Groups plan lawsuit to force penguin listing
By Patrick Reis, E & E reporter

Two advocacy groups announced plans today to sue the Obama administration unless it reverses a Bush-era decision denying penguins a place on the endangered species list.

The Center for Biological Diversity and the Turtle Island Restoration Network say Antarctica's emperor penguin -- protagonist of the documentary "March of the Penguins" -- and two species of rockhopper penguin face extinction from the dual threats of climate change and industrial fishing.

The Interior Department in December contested that notion, saying impacts from global warming on penguins were too uncertain to merit an Endangered Species Act listing.

The groups said today that they would sue in 60 days unless the Fish and Wildlife Service -- the Interior agency that deals with endangered species -- reverses that decision and reopens a review of the penguins' status.

"If the Obama administration is serious about restoring scientific integrity to government decision-making, it will stand behind the sound science showing that global warming is threatening the emperor penguin and protect this species before it's too late," said Shaye Wolf, a biologist with the Center for Biological Diversity.
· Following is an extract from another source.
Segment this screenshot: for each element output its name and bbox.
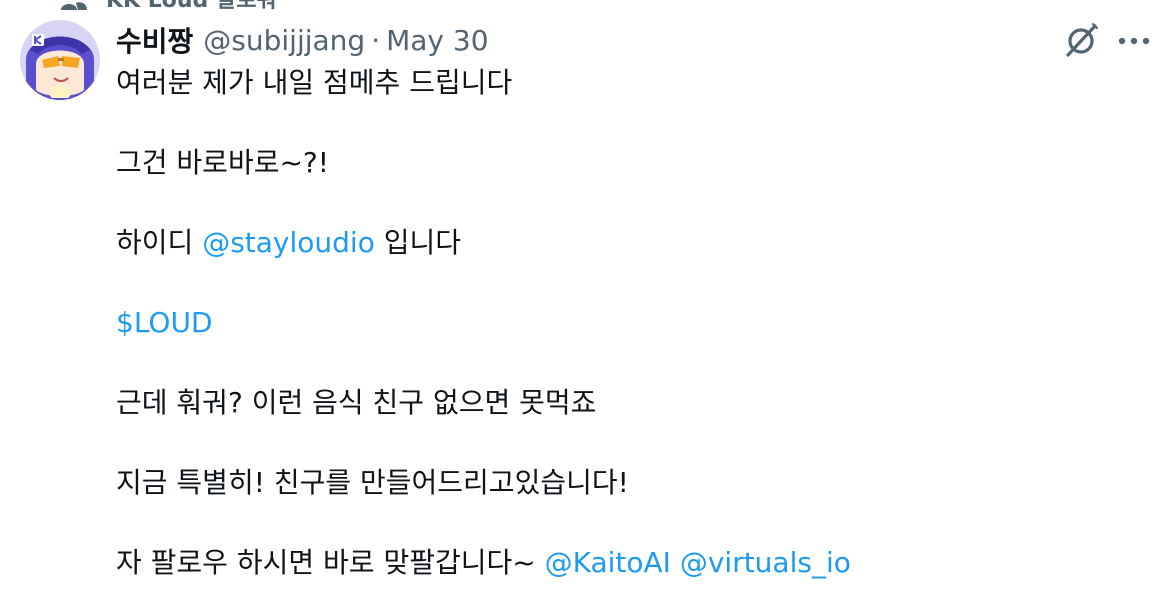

Fish and Wildlife declined to comment on the announcement.

Listing penguins would require Interior to set strict regulations for the U.S. longline fishing fleet in the Antarctic, whose gear can entangle and drown penguins, Wolf said.

The groups also hope the listing would bolster the link between species protections and regulation of greenhouse gas emissions. Penguins' sea ice habitat is melting because of global warming, which also threatens some of the fish and krill populations the seabirds depend on, Wolf said.

In this and other attempts to garner federal protection for species threatened by global warming, environmental groups have argued that
protecting those species requires the federal government to regulate carbon dioxide emissions.

When listing the polar bear, the Bush administration published a special rule prohibiting endangered species reviews from taking greenhouse gas emissions into account. The rule was later upheld by the Obama administration, but environmental groups are hoping to reverse it through litigation.